Governor Ehrlich recognized correctly that the state cannot afford to build enough roads to eliminate traffic jams. His solution was to build "express toll lanes" so that a wealthy minority can buy their way out of congestion. By design, the tolls must be set higher than most people can afford — otherwise the majority of drivers will use the express lanes, and they will jam up just like the free lanes.
The problem with express toll lanes in Maryland is that the revenue from the tolls is less than the cost of construction. So money has to come from somewhere else, inevitably from people who can't afford to use the new lanes themselves.
As the Ehrlich administration planned the widening of I-95 north of Baltimore, the tolls weren't even going to cover the cost of extra ramps needed to separate toll and free lanes. The tolls weren't being charged to raise money. Their only purpose was to prevent middle- and lower-income drivers from using the road they pay for.

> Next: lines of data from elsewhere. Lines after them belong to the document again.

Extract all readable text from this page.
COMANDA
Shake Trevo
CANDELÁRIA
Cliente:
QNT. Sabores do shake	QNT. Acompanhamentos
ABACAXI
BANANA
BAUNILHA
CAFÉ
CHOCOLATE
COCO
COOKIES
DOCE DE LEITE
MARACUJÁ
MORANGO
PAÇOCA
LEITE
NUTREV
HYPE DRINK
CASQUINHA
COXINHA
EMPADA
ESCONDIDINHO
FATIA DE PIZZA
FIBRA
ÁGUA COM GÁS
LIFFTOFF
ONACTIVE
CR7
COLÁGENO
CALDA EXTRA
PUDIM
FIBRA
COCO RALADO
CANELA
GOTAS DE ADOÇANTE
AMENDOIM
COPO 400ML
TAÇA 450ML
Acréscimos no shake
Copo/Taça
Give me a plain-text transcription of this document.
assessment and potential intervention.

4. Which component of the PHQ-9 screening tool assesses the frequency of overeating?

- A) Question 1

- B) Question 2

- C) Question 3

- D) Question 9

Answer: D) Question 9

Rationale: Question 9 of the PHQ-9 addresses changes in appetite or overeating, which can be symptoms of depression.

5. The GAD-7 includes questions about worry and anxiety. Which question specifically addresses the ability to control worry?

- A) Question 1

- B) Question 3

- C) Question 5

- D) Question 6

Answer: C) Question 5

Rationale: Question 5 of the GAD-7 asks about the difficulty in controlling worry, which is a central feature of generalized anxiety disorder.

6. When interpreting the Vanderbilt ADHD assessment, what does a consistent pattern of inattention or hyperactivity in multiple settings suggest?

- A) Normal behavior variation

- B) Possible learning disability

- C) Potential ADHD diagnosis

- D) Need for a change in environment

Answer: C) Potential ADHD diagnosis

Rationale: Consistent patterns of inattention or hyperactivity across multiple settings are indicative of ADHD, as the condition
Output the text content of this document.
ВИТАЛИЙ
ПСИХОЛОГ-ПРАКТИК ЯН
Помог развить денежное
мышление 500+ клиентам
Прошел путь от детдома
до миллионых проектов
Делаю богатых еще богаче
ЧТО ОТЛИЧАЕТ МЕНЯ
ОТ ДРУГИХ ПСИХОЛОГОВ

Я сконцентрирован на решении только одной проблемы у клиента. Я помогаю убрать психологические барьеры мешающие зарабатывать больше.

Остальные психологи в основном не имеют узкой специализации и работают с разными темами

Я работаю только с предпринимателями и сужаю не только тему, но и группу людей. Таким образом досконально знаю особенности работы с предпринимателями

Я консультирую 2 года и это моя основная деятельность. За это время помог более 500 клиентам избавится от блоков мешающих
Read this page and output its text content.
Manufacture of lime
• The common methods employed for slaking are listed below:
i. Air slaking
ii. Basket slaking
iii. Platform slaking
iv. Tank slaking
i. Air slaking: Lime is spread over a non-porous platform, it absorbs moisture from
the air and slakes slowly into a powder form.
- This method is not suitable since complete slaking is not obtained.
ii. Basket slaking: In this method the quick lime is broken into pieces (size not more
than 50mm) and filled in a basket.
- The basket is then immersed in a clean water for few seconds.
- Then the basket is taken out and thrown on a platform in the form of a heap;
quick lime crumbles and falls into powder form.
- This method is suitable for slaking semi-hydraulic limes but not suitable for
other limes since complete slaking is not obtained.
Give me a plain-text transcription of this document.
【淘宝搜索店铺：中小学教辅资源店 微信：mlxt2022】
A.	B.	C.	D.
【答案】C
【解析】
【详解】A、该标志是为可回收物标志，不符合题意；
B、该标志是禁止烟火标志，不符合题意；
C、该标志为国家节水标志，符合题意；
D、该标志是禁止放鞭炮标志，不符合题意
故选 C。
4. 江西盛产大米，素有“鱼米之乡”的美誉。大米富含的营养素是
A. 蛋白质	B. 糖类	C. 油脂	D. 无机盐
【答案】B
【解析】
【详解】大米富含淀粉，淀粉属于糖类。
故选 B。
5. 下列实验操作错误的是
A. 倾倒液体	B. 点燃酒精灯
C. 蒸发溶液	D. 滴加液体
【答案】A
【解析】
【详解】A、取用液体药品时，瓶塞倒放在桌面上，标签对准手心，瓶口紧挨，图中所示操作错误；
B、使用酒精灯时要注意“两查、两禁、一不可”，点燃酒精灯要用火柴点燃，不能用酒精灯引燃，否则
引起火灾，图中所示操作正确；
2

When Governor O'Malley came into office, the I-95 toll lanes were already under construction, and it was too late to stop them entirely. The new administration did not move to limit the damage as quickly as it should have, but it did stanch the fiscal hemorrhage by scaling back expensive interchanges.
The great advantage of projects like the Red Line and Purple Line is that they enable everyone — not just a wealthy minority — to bypass the traffic jams. But clearly we will continue to build roads too. It's unfair to ask average drivers to pay for toll lanes for the affluent. The transportation issue in November's election is about both roads and transit.
Ben Ross, Bethesda
The writer is president of the Action Committee for Transit.